Description

SIGmA (SAT sImplifications on GPU Architectures) is a SAT (Satisfiability) preprocessor that simplifies SAT problems on NVIDIA GPUs in order to accelerate SAT solving. The tool takes a SAT formula in DIMACS format and produce an output (simplified) formula also in DIMACS. The output can then be read and solved independently with state-of-the-art SAT solvers. SIGmA performs various types of simplification, such as variable elimination, subsumption elimination, blocked clause elimination.

Requirements

  • CUDA-capable device with at least (3.5) compute capability.
  • Install CUDA toolkit v9.2 or later for compiling the source code on a local machine.

Installation

  1. Linux-based OS
    • Download sigma.zip and extract the content into a new folder. For instance “sigma” in your home directory.
    • Run the command-line “make” on the local directory of sigma. The binary file “SIGmA” should be available after a successful compilation.
  2. Windows
    • Install a sufficient version of CUDA toolkit and Visual C++ IDE (Microsoft visual studio or Eclipse).
    • Create a new project using NVIDIA template in your IDE. Add the source files in “sigma.zip” to the created project then build.

Running SIGmA

SIGmA should be run from the command line (type -h or –help for more info on those options.). The basic usage of the tool is

SIGmA  [<option> …] [<input_file>.<cnf>] [<option> …]

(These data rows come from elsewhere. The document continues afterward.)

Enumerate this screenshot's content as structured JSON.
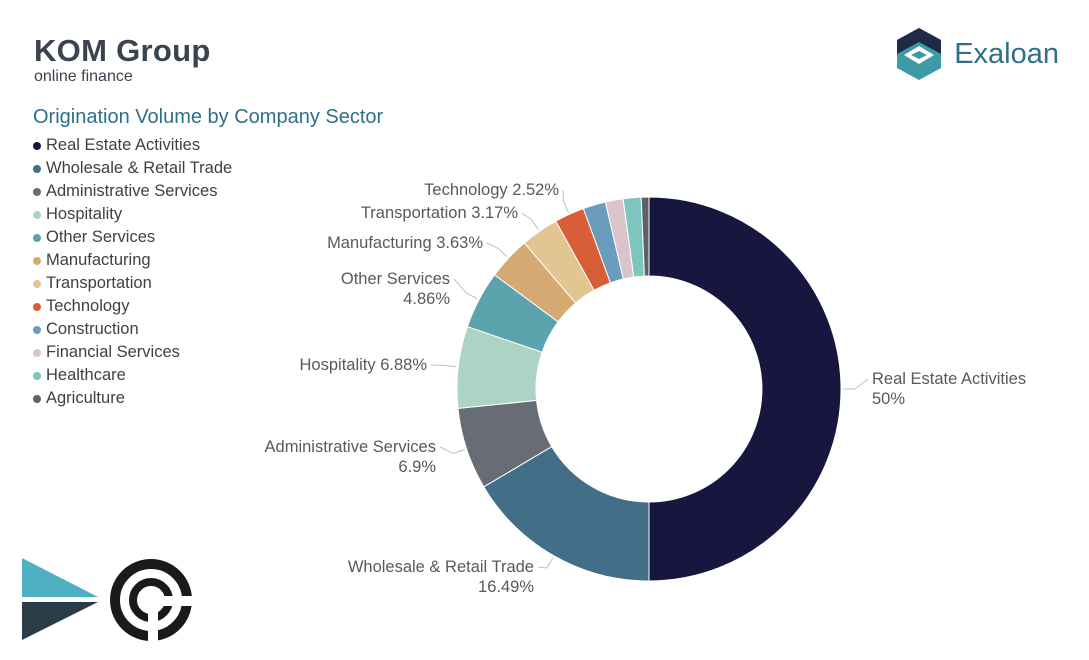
{
  "header": {
    "brand_name": "KOM Group",
    "brand_subtitle": "online finance",
    "partner_name": "Exaloan"
  },
  "chart_data": {
    "type": "pie",
    "title": "Origination Volume by Company Sector",
    "donut": true,
    "legend_position": "left",
    "categories": [
      "Real Estate Activities",
      "Wholesale & Retail Trade",
      "Administrative Services",
      "Hospitality",
      "Other Services",
      "Manufacturing",
      "Transportation",
      "Technology",
      "Construction",
      "Financial Services",
      "Healthcare",
      "Agriculture"
    ],
    "values": [
      50,
      16.49,
      6.9,
      6.88,
      4.86,
      3.63,
      3.17,
      2.52,
      1.9,
      1.5,
      1.5,
      0.65
    ],
    "value_labels": [
      "50%",
      "16.49%",
      "6.9%",
      "6.88%",
      "4.86%",
      "3.63%",
      "3.17%",
      "2.52%",
      "",
      "",
      "",
      ""
    ],
    "colors": [
      "#16163f",
      "#426e87",
      "#686c75",
      "#add3c4",
      "#5ba3ad",
      "#d4aa72",
      "#e3c591",
      "#d85e38",
      "#6b9bbd",
      "#d9c5c9",
      "#7ec6bd",
      "#5d6168"
    ]
  }
}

The input file is in DIMACS format which encodes a SAT formula into an integer-number format (https://www.satcompetition.org/2009/format-benchmarks2009.html). SIGmA will automatically generate an output file in the local directory with the suffix “_simp” embed to the name of the input formula (i.e. <input_file><_simp>.<cnf>). 

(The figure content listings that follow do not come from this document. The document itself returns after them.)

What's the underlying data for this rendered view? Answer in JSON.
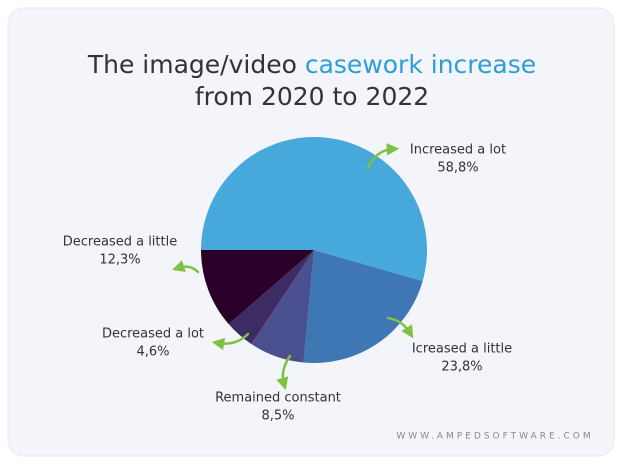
{
  "chart_data": {
    "type": "pie",
    "title_segments": [
      "The image/video",
      "casework increase",
      "from 2020 to 2022"
    ],
    "title_highlight_color": "#2b9fd6",
    "categories": [
      "Increased a lot",
      "Icreased a little",
      "Remained constant",
      "Decreased a lot",
      "Decreased a little"
    ],
    "values": [
      58.8,
      23.8,
      8.5,
      4.6,
      12.3
    ],
    "value_labels": [
      "58,8%",
      "23,8%",
      "8,5%",
      "4,6%",
      "12,3%"
    ],
    "colors": [
      "#47a8dc",
      "#3f77b4",
      "#4a4f8f",
      "#3d2c63",
      "#2b0028"
    ],
    "footer": "WWW.AMPEDSOFTWARE.COM"
  }
}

Here (all_set or small_set) you can download a SAT benchmark set collected from the industrial track of the 2013, 2016 and 2017 SAT competitions (https://satcompetition.org/). The (all_set) consists of all problems from those tracks that are more than 1 MB in file size. The largest size of problems occurring in this set is 1.2 GB. Also, any occurring unit clauses in these problems were propagated. The presence of unit clauses immediately leads to simplification of the formula. By only considering formulas without unit clauses, the benchmark results directly indicate the true impact of our preprocessing algorithms.

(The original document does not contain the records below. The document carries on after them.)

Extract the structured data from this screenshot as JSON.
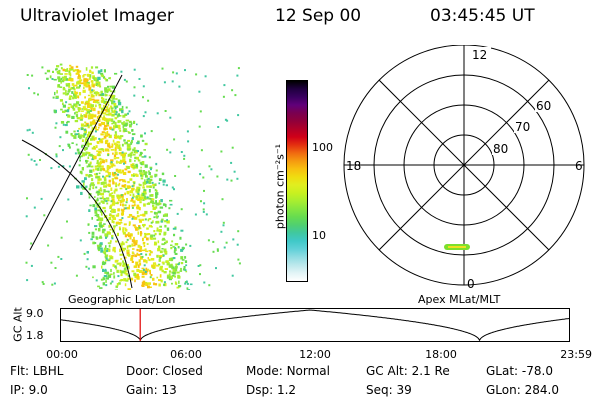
{
  "header": {
    "title": "Ultraviolet Imager",
    "date": "12 Sep 00",
    "time": "03:45:45 UT"
  },
  "colorbar": {
    "unit_label": "photon cm⁻²s⁻¹",
    "tick_labels": [
      "100",
      "10"
    ],
    "colors_top_to_bottom": [
      "#000000",
      "#200040",
      "#3a0060",
      "#60007a",
      "#7a0050",
      "#90003a",
      "#b00028",
      "#d00018",
      "#e43010",
      "#f06a10",
      "#f59a10",
      "#f8c010",
      "#f0dd10",
      "#e0ee20",
      "#c8f020",
      "#a8ee30",
      "#86e640",
      "#66dc50",
      "#50d070",
      "#40c8a0",
      "#40c8c8",
      "#60d0d8",
      "#90dce2",
      "#bce8ec",
      "#e2f4f6",
      "#ffffff"
    ]
  },
  "map": {
    "caption": "Geographic Lat/Lon"
  },
  "polar": {
    "caption": "Apex MLat/MLT",
    "mlt_labels": [
      "12",
      "18",
      "6",
      "0"
    ],
    "mlat_labels": [
      "60",
      "70",
      "80"
    ]
  },
  "timeline": {
    "ylabel": "GC Alt",
    "yticks": [
      "9.0",
      "1.8"
    ],
    "xticks": [
      "00:00",
      "06:00",
      "12:00",
      "18:00",
      "23:59"
    ],
    "marker_time_hours": 3.76
  },
  "info": [
    {
      "label": "Flt:",
      "value": "LBHL"
    },
    {
      "label": "Door:",
      "value": "Closed"
    },
    {
      "label": "Mode:",
      "value": "Normal"
    },
    {
      "label": "GC Alt:",
      "value": "2.1 Re"
    },
    {
      "label": "GLat:",
      "value": "-78.0"
    },
    {
      "label": "IP:",
      "value": "9.0"
    },
    {
      "label": "Gain:",
      "value": "13"
    },
    {
      "label": "Dsp:",
      "value": "1.2"
    },
    {
      "label": "Seq:",
      "value": "39"
    },
    {
      "label": "GLon:",
      "value": "284.0"
    }
  ]
}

For example, running SIGmA with options “-ve -hre”,

SIGmA  -ve  -hre  newton.5.1.i.smt2-cvc4.cnf 

will execute the simplification methods “variable elimination” followed by “hidden redundancy elimination” on the input formula “newton.5.1.i.smt2-cvc4.cnf “. The simplified formula will be produced and written in “newton.5.1.i.smt2-cvc4_simp.cnf”. 

The amount of reductions on variables, clauses and lietrals will be also printed out on the screen. Providing the tool option “-perf” gives a detailed report about the execution time in milliseconds.

For solving the simplified formula, use the output file as input to any SAT solver such as MiniSat.